Злые они какие-то

Он оглянулся: никого нет. Немного постоял. Камень, заранее приготовленный, лежал у него в кармане. Прислушался и, не целясь, метнул его в окно школы. Прыжком оказался за углом, так быстро, что уже здесь, в безопасном месте, услышал звон, осыпавшегося стекла на завалинку. Немного подождал и направился через огороды, домой, срывая с грядки зелёный лук. Ходил он по дворам, где нет собак, или у кого шавка, которая сама боится всех. Через дворы быстрее, да и не встретится никто.
Когда зашёл домой, метнул взгляд на плитку печи: там стояла кастрюля с супом. Вкус супа (щей, борща) всегда одинаковый – постный, но необыкновенно вкусный. Дома всегда было приготовлено, (этого хотел отец, когда женился второй раз после смерти первой жены, ребятишки после смерти матери ходили беспризорниками, а сам он работал целый день, дома продуктов вдоволь: и конфеты, и печенье, но целый день дети были без присмотра) Ел, наклоняясь над тарелкой, не замечая, как издаёт какие-то звуки, похожие на рычание. На что мачеха всегда говорила: «Витька, не рычи.» Никогда не говорил, спасибо, выходя из-за стола, наевшись за целый день.
   Основное время проводил на улице. Обязанности, конечно, были: воды натаскать летом для полива грядки, дров наколоть и наносить к печке. Уроки всегда выполнял сразу после школы.

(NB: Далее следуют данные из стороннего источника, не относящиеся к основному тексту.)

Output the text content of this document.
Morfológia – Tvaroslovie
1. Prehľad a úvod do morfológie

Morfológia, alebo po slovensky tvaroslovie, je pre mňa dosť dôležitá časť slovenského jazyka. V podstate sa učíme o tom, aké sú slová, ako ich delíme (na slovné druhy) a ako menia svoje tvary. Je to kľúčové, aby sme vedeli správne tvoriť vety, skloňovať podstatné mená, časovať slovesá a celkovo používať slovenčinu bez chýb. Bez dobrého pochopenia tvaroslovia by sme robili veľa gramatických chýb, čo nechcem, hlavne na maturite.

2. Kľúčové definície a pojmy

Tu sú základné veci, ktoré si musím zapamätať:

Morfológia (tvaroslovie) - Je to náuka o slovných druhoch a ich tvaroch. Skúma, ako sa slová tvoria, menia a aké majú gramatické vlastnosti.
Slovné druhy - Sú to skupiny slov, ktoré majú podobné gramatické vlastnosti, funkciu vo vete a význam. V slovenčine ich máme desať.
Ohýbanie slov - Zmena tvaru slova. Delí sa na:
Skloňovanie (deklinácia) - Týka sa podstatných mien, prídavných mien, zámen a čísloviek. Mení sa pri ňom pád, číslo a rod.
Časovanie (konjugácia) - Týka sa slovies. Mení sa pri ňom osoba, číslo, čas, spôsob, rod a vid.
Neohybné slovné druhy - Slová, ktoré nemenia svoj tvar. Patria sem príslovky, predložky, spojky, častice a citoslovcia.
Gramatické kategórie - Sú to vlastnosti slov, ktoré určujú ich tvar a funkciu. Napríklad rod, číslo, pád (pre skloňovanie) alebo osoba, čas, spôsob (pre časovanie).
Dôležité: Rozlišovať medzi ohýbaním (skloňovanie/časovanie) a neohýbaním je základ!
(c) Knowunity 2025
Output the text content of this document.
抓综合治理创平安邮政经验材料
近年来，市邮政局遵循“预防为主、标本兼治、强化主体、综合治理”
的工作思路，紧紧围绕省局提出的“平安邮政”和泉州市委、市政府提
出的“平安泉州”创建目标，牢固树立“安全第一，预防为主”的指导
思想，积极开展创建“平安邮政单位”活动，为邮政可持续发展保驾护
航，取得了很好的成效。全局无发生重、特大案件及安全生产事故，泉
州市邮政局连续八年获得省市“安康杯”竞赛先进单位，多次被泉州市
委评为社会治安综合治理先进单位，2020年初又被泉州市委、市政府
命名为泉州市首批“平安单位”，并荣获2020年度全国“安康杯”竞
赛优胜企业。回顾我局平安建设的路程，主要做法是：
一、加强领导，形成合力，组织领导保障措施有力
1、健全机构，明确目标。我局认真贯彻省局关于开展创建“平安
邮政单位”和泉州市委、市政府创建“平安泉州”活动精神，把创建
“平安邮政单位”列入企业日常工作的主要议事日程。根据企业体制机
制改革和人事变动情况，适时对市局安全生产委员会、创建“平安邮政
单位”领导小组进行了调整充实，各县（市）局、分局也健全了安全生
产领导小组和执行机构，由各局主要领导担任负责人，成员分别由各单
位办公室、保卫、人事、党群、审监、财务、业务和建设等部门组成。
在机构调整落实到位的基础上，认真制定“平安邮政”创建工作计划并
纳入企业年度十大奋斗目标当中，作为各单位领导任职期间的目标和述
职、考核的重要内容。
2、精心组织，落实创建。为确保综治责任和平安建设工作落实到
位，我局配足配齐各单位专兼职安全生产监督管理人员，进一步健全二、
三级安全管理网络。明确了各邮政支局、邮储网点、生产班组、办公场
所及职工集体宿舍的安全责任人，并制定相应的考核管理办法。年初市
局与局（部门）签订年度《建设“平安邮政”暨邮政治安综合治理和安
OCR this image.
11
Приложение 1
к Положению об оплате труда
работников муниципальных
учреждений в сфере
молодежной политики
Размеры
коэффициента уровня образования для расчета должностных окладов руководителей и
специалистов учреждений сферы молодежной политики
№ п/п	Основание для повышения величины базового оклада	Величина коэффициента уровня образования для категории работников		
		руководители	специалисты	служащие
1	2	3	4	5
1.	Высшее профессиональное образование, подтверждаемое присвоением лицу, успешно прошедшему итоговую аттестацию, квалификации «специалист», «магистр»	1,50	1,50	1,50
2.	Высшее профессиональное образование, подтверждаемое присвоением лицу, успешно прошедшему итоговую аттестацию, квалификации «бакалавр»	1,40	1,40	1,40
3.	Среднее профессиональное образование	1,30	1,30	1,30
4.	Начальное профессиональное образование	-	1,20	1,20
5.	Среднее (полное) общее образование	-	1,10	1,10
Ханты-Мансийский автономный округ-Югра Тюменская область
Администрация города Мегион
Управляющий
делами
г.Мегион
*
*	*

Был очень подвижный: зимой на горе катался на лыжах, играл на площадке в футбол, играли в войнушку - домой приходил всегда мокрый, как мышь. Летом жизнь проходила на речке. Рыбачили, купались, жарили рыбу на костре, бегали на задворки чужих огородов: таскали с грядок огурцы, лук, редиску.
Самое, что ни есть беззаботное время, всегда вспоминалось как щемящее сердце счастье. Там была абсолютная свобода, к которой он стремился всегда. Свобода во всём, начиная от колючего воротника свитера, до дисциплины на уроке.
Уроки вообще принимал как приключение – похохмить. Пустить по ряду шарж на кого-нибудь и следить, как ребята смеются. В школу приходил рано, за минут 30 до начала урока, обзывали уборщицу бабу Веру (ей было лет 35) и дразнили её, когда она их не пускала в школу «таку рань». Учителей не любил, хотя учился легко, весело, не давалась только литература. Не понимал и не принимал то, что давали на уроке, и поэтому не прочитал ни одного произведения. Смеялся над всеми незлобно, никогда никому не делал пакости (то кнопку подложит на стул учителю, край стола мелом измазать), но зато смеялся над этим громче  и веселее всех. Родителей часто вызывали в школу, хотя прямых нарушений у него не было никогда.
Девок не обижал, если и смеялся над ними, то опять же незлобно. Вниманием не был обделён, принимал, что давалось, но избегал серьёзных отношений. Пил не всегда в меру, и понял одно – нельзя перепивать, иначе может дело закончится плохо.
Когда закончил строительный институт и пошёл работать, опять же понял одно: бабы в бухгалтерии самые, что ни есть стервозные, алчущие много денег, а главное власти над работягами (начисляли деньги, как будто из своего кармана давали). Разругался сразу со всеми (не отработав положенный срок), поехал к отцу жить, а то, что там была ещё и мачеха, никак не волновало его. Отца любил, слушал рассказы о сталинском лагере, о первой любви отца, и то, что попала она в лагерь, потому что связалась с ним, а он был врагом народа. Отец был свой человек, который поймёт и примет его любым, но это не мешала посмеиваться над слабостями отца.
Жену выбрал сердцем, но стеснялся её молодости, ненавидел её придирок, а её ревность доводила до бешенства, тяготился такими отношениями. Деньги, которые зарабатывались им, разлетались так стремительно и глупо, что он просто поражался её неумению жить. Когда уехали, даже обрадовался. Ему хорошо было одному: никто не давил, не упрекал, не учил. Это потом, когда сообщила, что выходит замуж, вдруг как по лицу ударила. Это также, когда родилась первая дочь, обрадованный, написал домой письмо, из дома вместо: поздравляю, пришло письмо от мачехи полное злорадного оскорбления.
Многое не понимал в этой жизни: почему они такие злые, ведь я им ничего плохого не делал. Жил честно: ни подличал, ни обманывал. Хотя никогда не был открытым до конца. Зачем? Всегда на всякий случай держал тот же камень, чтобы метнуть, не в лицо и в спину, а для обороны. Злые они какие-то, решил он для себя, и зажил спокойной размеренной жизнью свободного человека. Потому что холостяками называют себя только те, кто ищут. А ему никто не нужен. Злые они какие-то.